Similar agreements have been made to dislodge nominees stuck in the Senate, but no one involved in the negotiations could recall a sitting president making such a compromise.
Although yesterday’s deal was agreed to by the parties’ leaders, it drew criticism from senators on both sides.
“My concern is, now that the Democrat obstructionists have successfully negotiated in exchange for their hostages, what will stop them from blocking all future nominees,” asked Sen. John Cornyn, Texas Republican and member of the Senate Judiciary Committee. “What will stop future Congresses from employing similar tactics? When does it end?”
The deal also rankled Democrats still smarting over the two blocked nominees who Mr. Bush installed on the federal appeals court, bypassing Senate approval.
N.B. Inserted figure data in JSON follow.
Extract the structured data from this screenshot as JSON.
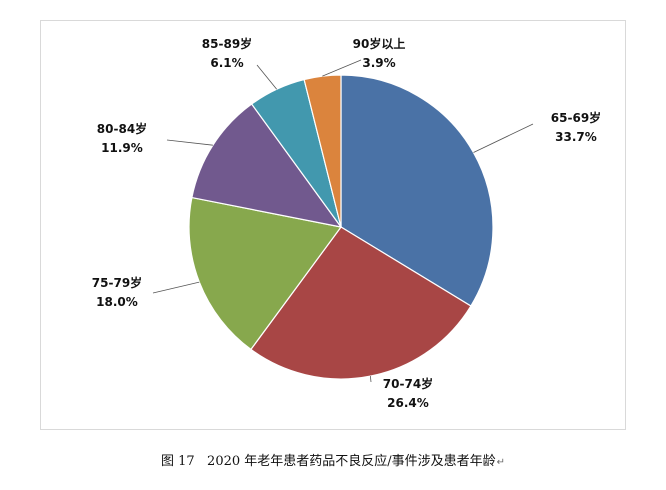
{
  "chart_data": {
    "type": "pie",
    "title": "",
    "slices": [
      {
        "label": "65-69岁",
        "value": 33.7,
        "value_label": "33.7%",
        "color": "#4a72a6"
      },
      {
        "label": "70-74岁",
        "value": 26.4,
        "value_label": "26.4%",
        "color": "#a84645"
      },
      {
        "label": "75-79岁",
        "value": 18.0,
        "value_label": "18.0%",
        "color": "#87a84d"
      },
      {
        "label": "80-84岁",
        "value": 11.9,
        "value_label": "11.9%",
        "color": "#71598e"
      },
      {
        "label": "85-89岁",
        "value": 6.1,
        "value_label": "6.1%",
        "color": "#4298ae"
      },
      {
        "label": "90岁以上",
        "value": 3.9,
        "value_label": "3.9%",
        "color": "#db843d"
      }
    ],
    "start": "12 o'clock",
    "direction": "clockwise",
    "legend": "none"
  },
  "caption": {
    "figure_number": "图 17",
    "text": "2020 年老年患者药品不良反应/事件涉及患者年龄",
    "return_mark": "↵"
  }
}
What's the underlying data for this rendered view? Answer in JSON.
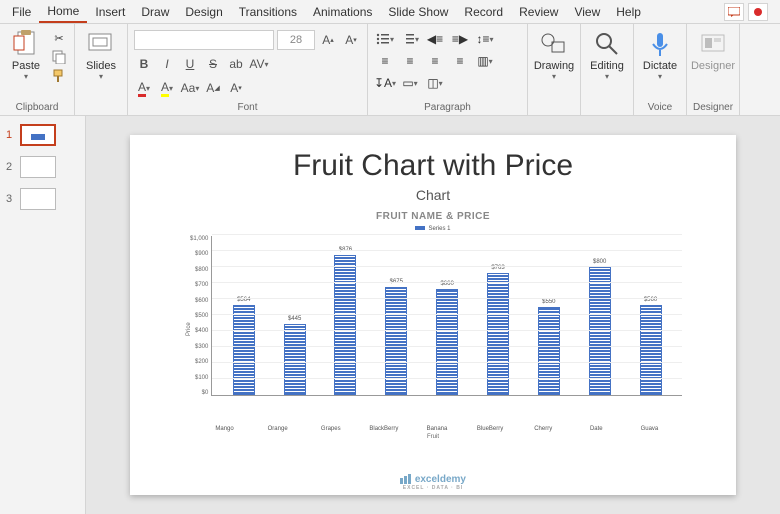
{
  "menu": {
    "items": [
      "File",
      "Home",
      "Insert",
      "Draw",
      "Design",
      "Transitions",
      "Animations",
      "Slide Show",
      "Record",
      "Review",
      "View",
      "Help"
    ],
    "active_index": 1
  },
  "ribbon": {
    "clipboard": {
      "paste": "Paste",
      "label": "Clipboard"
    },
    "slides": {
      "btn": "Slides",
      "label": ""
    },
    "font": {
      "size_placeholder": "28",
      "label": "Font"
    },
    "paragraph": {
      "label": "Paragraph"
    },
    "drawing": {
      "btn": "Drawing",
      "label": ""
    },
    "editing": {
      "btn": "Editing",
      "label": ""
    },
    "voice": {
      "btn": "Dictate",
      "label": "Voice"
    },
    "designer": {
      "btn": "Designer",
      "label": "Designer"
    }
  },
  "thumbs": {
    "selected": 1,
    "items": [
      "1",
      "2",
      "3"
    ]
  },
  "slide": {
    "title": "Fruit Chart with Price",
    "subtitle": "Chart",
    "chart_title": "FRUIT NAME & PRICE",
    "legend": "Series 1",
    "y_label": "Price",
    "x_label": "Fruit",
    "watermark": "exceldemy",
    "watermark_sub": "EXCEL · DATA · BI"
  },
  "chart": {
    "type": "bar",
    "bar_color": "#4472c4",
    "background_color": "#ffffff",
    "grid_color": "#eeeeee",
    "ylim": [
      0,
      1000
    ],
    "ytick_step": 100,
    "yticks": [
      "$1,000",
      "$900",
      "$800",
      "$700",
      "$600",
      "$500",
      "$400",
      "$300",
      "$200",
      "$100",
      "$0"
    ],
    "categories": [
      "Mango",
      "Orange",
      "Grapes",
      "BlackBerry",
      "Banana",
      "BlueBerry",
      "Cherry",
      "Date",
      "Guava"
    ],
    "values": [
      564,
      445,
      876,
      675,
      660,
      763,
      550,
      800,
      560
    ],
    "value_labels": [
      "$564",
      "$445",
      "$876",
      "$675",
      "$660",
      "$763",
      "$550",
      "$800",
      "$560"
    ]
  }
}
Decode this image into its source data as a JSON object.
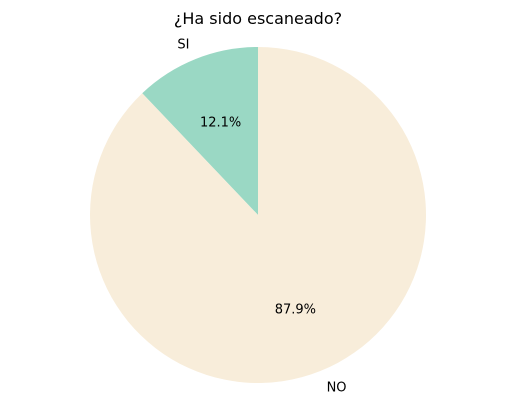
{
  "chart_data": {
    "type": "pie",
    "title": "¿Ha sido escaneado?",
    "slices": [
      {
        "label": "SI",
        "value": 12.1,
        "pct_label": "12.1%",
        "color": "#9ad8c4"
      },
      {
        "label": "NO",
        "value": 87.9,
        "pct_label": "87.9%",
        "color": "#f8edda"
      }
    ],
    "start_angle_deg": 90,
    "direction": "counterclockwise",
    "legend": "none"
  }
}
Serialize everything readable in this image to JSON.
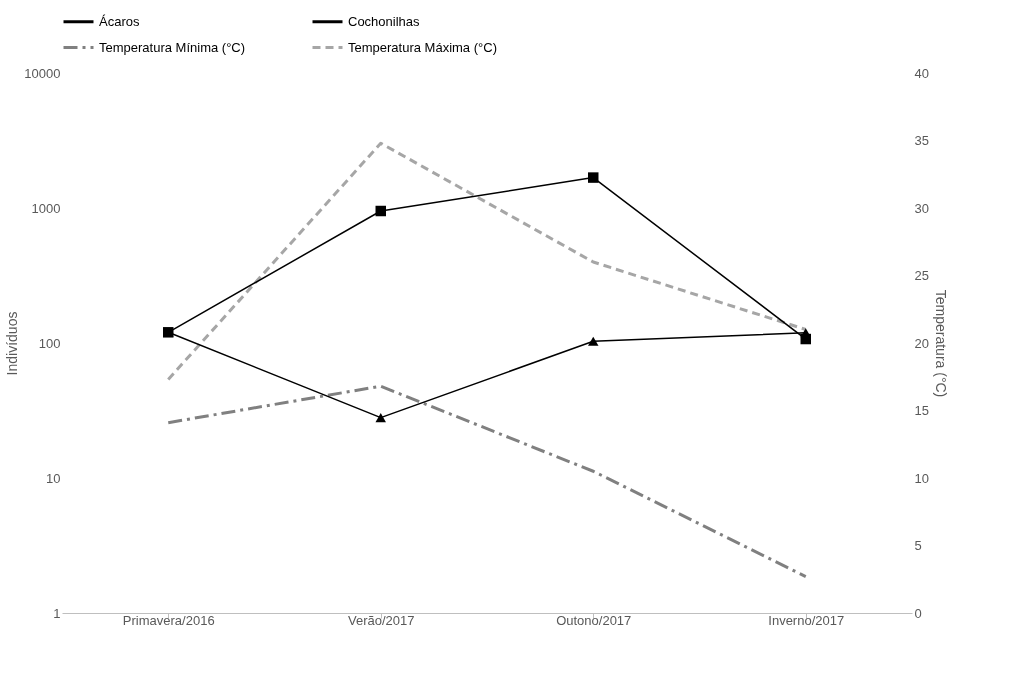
{
  "chart_data": {
    "type": "line",
    "categories": [
      "Primavera/2016",
      "Verão/2017",
      "Outono/2017",
      "Inverno/2017"
    ],
    "ylabel": "Indivíduos",
    "y2label": "Temperatura (°C)",
    "log": "y",
    "ylim": [
      1,
      10000
    ],
    "yticks": [
      1,
      10,
      100,
      1000,
      10000
    ],
    "y2lim": [
      0,
      40
    ],
    "y2ticks": [
      0,
      5,
      10,
      15,
      20,
      25,
      30,
      35,
      40
    ],
    "grid": false,
    "legend": "top",
    "series": [
      {
        "name": "Ácaros",
        "color": "#000000",
        "marker": "square",
        "line_style": "solid",
        "values": [
          120,
          950,
          1680,
          107
        ]
      },
      {
        "name": "Cochonilhas",
        "color": "#000000",
        "marker": "triangle",
        "line_style": "solid",
        "values": [
          120,
          28,
          103,
          119
        ]
      },
      {
        "name": "Temperatura Mínima (°C)",
        "color": "#808080",
        "marker": "none",
        "line_style": "dashdot",
        "axis": "y2",
        "values": [
          14.1,
          16.8,
          10.5,
          2.7
        ]
      },
      {
        "name": "Temperatura Máxima (°C)",
        "color": "#a6a6a6",
        "marker": "none",
        "line_style": "dashed",
        "axis": "y2",
        "values": [
          17.3,
          34.8,
          26,
          21
        ]
      }
    ]
  }
}
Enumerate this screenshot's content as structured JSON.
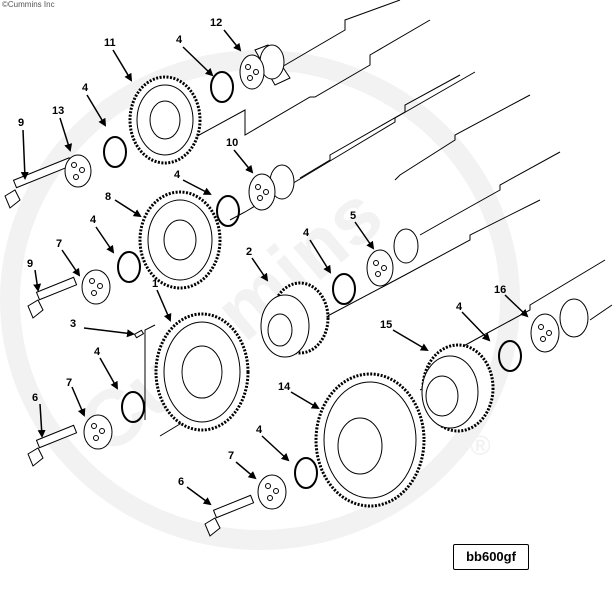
{
  "copyright": "©Cummins Inc",
  "watermark": "Cummins",
  "diagram_code": "bb600gf",
  "registered_mark": "®",
  "callouts": [
    "12",
    "4",
    "11",
    "13",
    "4",
    "9",
    "10",
    "4",
    "8",
    "4",
    "7",
    "9",
    "5",
    "4",
    "2",
    "1",
    "3",
    "16",
    "4",
    "15",
    "4",
    "7",
    "6",
    "14",
    "4",
    "7",
    "6"
  ]
}
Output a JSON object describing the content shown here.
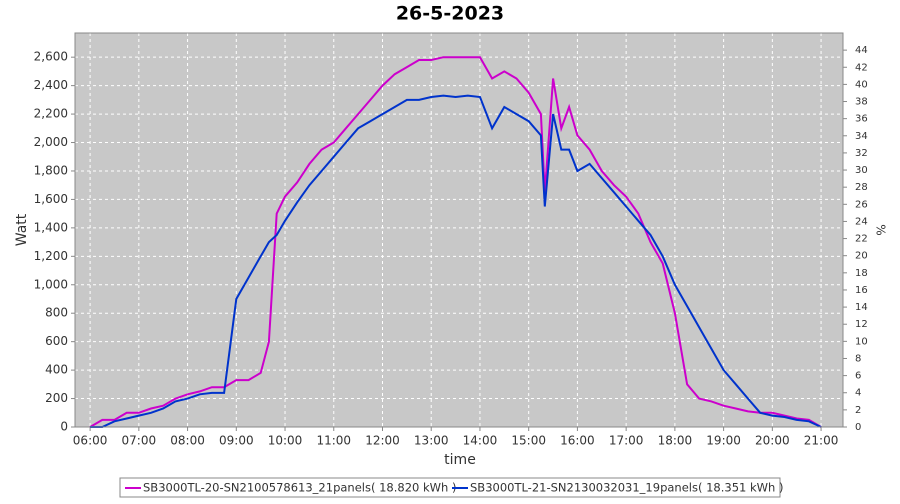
{
  "chart_data": {
    "type": "line",
    "title": "26-5-2023",
    "x_label": "time",
    "y_label": "Watt",
    "y2_label": "%",
    "x": [
      6,
      6.25,
      6.5,
      6.75,
      7,
      7.25,
      7.5,
      7.75,
      8,
      8.25,
      8.5,
      8.75,
      9,
      9.25,
      9.5,
      9.67,
      9.83,
      10,
      10.25,
      10.5,
      10.75,
      11,
      11.25,
      11.5,
      11.75,
      12,
      12.25,
      12.5,
      12.75,
      13,
      13.25,
      13.5,
      13.75,
      14,
      14.25,
      14.5,
      14.75,
      15,
      15.25,
      15.33,
      15.5,
      15.67,
      15.83,
      16,
      16.25,
      16.5,
      16.75,
      17,
      17.25,
      17.5,
      17.75,
      18,
      18.25,
      18.5,
      18.75,
      19,
      19.25,
      19.5,
      19.75,
      20,
      20.25,
      20.5,
      20.75,
      21
    ],
    "series": [
      {
        "name": "SB3000TL-20-SN2100578613_21panels( 18.820 kWh )",
        "color": "#cc00cc",
        "values": [
          0,
          50,
          50,
          100,
          100,
          130,
          150,
          200,
          230,
          250,
          280,
          280,
          330,
          330,
          380,
          600,
          1500,
          1620,
          1720,
          1850,
          1950,
          2000,
          2100,
          2200,
          2300,
          2400,
          2480,
          2530,
          2580,
          2580,
          2600,
          2600,
          2600,
          2600,
          2450,
          2500,
          2450,
          2350,
          2200,
          1650,
          2450,
          2100,
          2250,
          2050,
          1950,
          1800,
          1700,
          1620,
          1500,
          1300,
          1150,
          800,
          300,
          200,
          180,
          150,
          130,
          110,
          100,
          100,
          80,
          60,
          50,
          0
        ]
      },
      {
        "name": "SB3000TL-21-SN2130032031_19panels( 18.351 kWh )",
        "color": "#0033cc",
        "values": [
          0,
          0,
          40,
          60,
          80,
          100,
          130,
          180,
          200,
          230,
          240,
          240,
          900,
          1050,
          1200,
          1300,
          1350,
          1450,
          1580,
          1700,
          1800,
          1900,
          2000,
          2100,
          2150,
          2200,
          2250,
          2300,
          2300,
          2320,
          2330,
          2320,
          2330,
          2320,
          2100,
          2250,
          2200,
          2150,
          2050,
          1550,
          2200,
          1950,
          1950,
          1800,
          1850,
          1750,
          1650,
          1550,
          1450,
          1350,
          1200,
          1000,
          850,
          700,
          550,
          400,
          300,
          200,
          100,
          80,
          70,
          50,
          40,
          0
        ]
      }
    ],
    "xlim": [
      5.69,
      21.45
    ],
    "xticks": [
      {
        "value": 6,
        "label": "06:00"
      },
      {
        "value": 7,
        "label": "07:00"
      },
      {
        "value": 8,
        "label": "08:00"
      },
      {
        "value": 9,
        "label": "09:00"
      },
      {
        "value": 10,
        "label": "10:00"
      },
      {
        "value": 11,
        "label": "11:00"
      },
      {
        "value": 12,
        "label": "12:00"
      },
      {
        "value": 13,
        "label": "13:00"
      },
      {
        "value": 14,
        "label": "14:00"
      },
      {
        "value": 15,
        "label": "15:00"
      },
      {
        "value": 16,
        "label": "16:00"
      },
      {
        "value": 17,
        "label": "17:00"
      },
      {
        "value": 18,
        "label": "18:00"
      },
      {
        "value": 19,
        "label": "19:00"
      },
      {
        "value": 20,
        "label": "20:00"
      },
      {
        "value": 21,
        "label": "21:00"
      }
    ],
    "ylim": [
      0,
      2770
    ],
    "yticks": [
      0,
      200,
      400,
      600,
      800,
      {
        "value": 1000,
        "label": "1,000"
      },
      {
        "value": 1200,
        "label": "1,200"
      },
      {
        "value": 1400,
        "label": "1,400"
      },
      {
        "value": 1600,
        "label": "1,600"
      },
      {
        "value": 1800,
        "label": "1,800"
      },
      {
        "value": 2000,
        "label": "2,000"
      },
      {
        "value": 2200,
        "label": "2,200"
      },
      {
        "value": 2400,
        "label": "2,400"
      },
      {
        "value": 2600,
        "label": "2,600"
      }
    ],
    "y2lim": [
      0,
      46
    ],
    "y2ticks": [
      0,
      2,
      4,
      6,
      8,
      10,
      12,
      14,
      16,
      18,
      20,
      22,
      24,
      26,
      28,
      30,
      32,
      34,
      36,
      38,
      40,
      42,
      44
    ],
    "grid": true,
    "legend": "bottom"
  }
}
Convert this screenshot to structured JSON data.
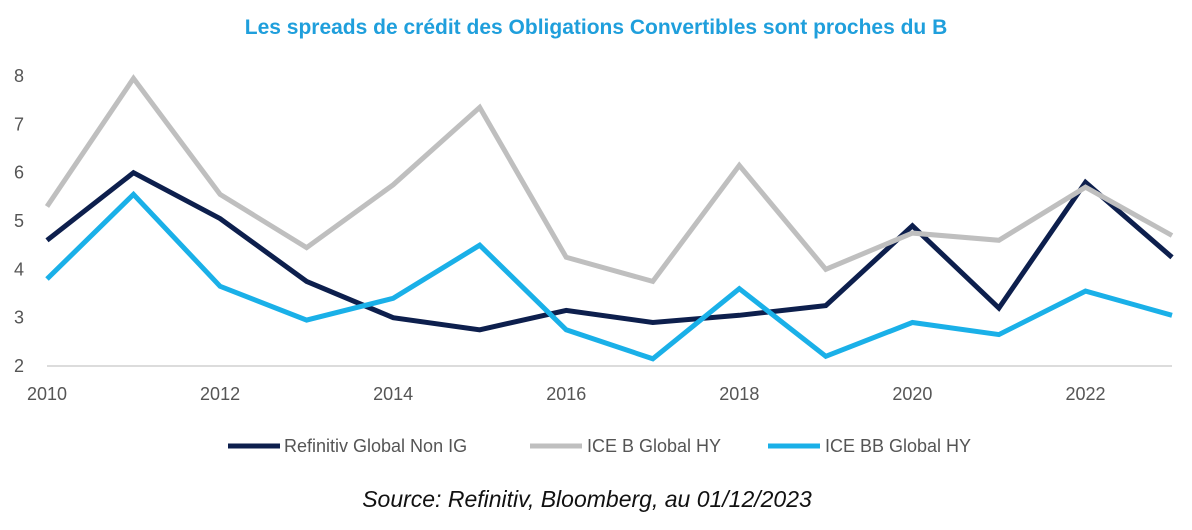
{
  "chart_data": {
    "type": "line",
    "title": "Les spreads de crédit des Obligations Convertibles sont proches du B",
    "xlabel": "",
    "ylabel": "",
    "x": [
      2010,
      2011,
      2012,
      2013,
      2014,
      2015,
      2016,
      2017,
      2018,
      2019,
      2020,
      2021,
      2022,
      2023
    ],
    "x_tick_labels": [
      "2010",
      "2012",
      "2014",
      "2016",
      "2018",
      "2020",
      "2022"
    ],
    "y_tick_labels": [
      "2",
      "3",
      "4",
      "5",
      "6",
      "7",
      "8"
    ],
    "xlim": [
      2010,
      2023
    ],
    "ylim": [
      2,
      8
    ],
    "grid": false,
    "legend_position": "bottom",
    "series": [
      {
        "name": "Refinitiv Global Non IG",
        "color": "#0d1f4d",
        "values": [
          4.6,
          6.0,
          5.05,
          3.75,
          3.0,
          2.75,
          3.15,
          2.9,
          3.05,
          3.25,
          4.9,
          3.2,
          5.8,
          4.25
        ]
      },
      {
        "name": "ICE B Global HY",
        "color": "#bfbfbf",
        "values": [
          5.3,
          7.95,
          5.55,
          4.45,
          5.75,
          7.35,
          4.25,
          3.75,
          6.15,
          4.0,
          4.75,
          4.6,
          5.7,
          4.7
        ]
      },
      {
        "name": "ICE BB Global HY",
        "color": "#1ab0e8",
        "values": [
          3.8,
          5.55,
          3.65,
          2.95,
          3.4,
          4.5,
          2.75,
          2.15,
          3.6,
          2.2,
          2.9,
          2.65,
          3.55,
          3.05
        ]
      }
    ],
    "source": "Source: Refinitiv, Bloomberg, au 01/12/2023"
  }
}
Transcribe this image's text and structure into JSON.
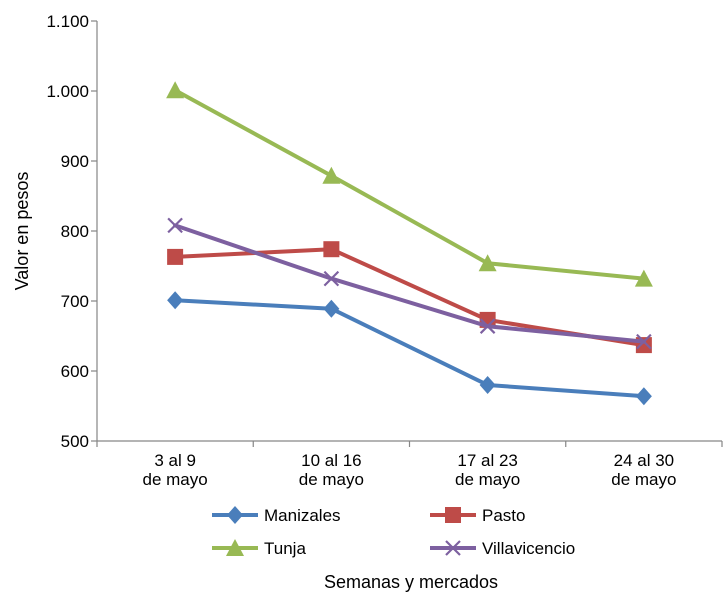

Although power to make such recess appointments is clearly spelled out in the Constitution, Democrats argue that it was wrong of Mr. Bush to recess-appoint two nominees who had been so publicly and actively opposed by 45 Democrats in the Senate.
Sen. Edward M. Kennedy, Massachusetts Democrat, said yesterday that although he welcomes the deal, it “doesn’t change the fact that the two recess appointments President Bush has made are an affront to the constitutional role of the Senate and totally inappropriate.”
Yesterday’s agreement also sets the stage for what could be an embarrassing defeat for Mr. Bush down the line: the first defeat by the full Senate of one of his nominees.
Among the nominees Democrats are allowing to be voted on is J. Leon Holmes, nominated to the federal bench for the Eastern District of Arkansas. Although he has support from his home state’s two Democratic senators, Mr. Holmes has been harshly criticized for religious writings in which he said women belong in roles subservient to men.
This criticism is shared by several Senate Republicans, including Sens. Arlen Specter of Pennsylvania, Lincoln Chafee of Rhode Island, and Olympia J. Snowe and Susan Collins of Maine.
One nominee whose name does not appear on the list slated for a final confirmation vote is Michigan Judge Henry W. Saad, nominated to the 6th U.S. Circuit Court of Appeals.
Sen. Orrin G. Hatch has postponed the committee hearing on his nomination 19 times while he negotiates with Sen. Carl Levin, Michigan Democrat, over Judge Saad and three other Bush nominees from Michigan. Mr. Levin remains angry that a a cousin’s wife wasn’t confirmed to that same court when President Clinton was in office.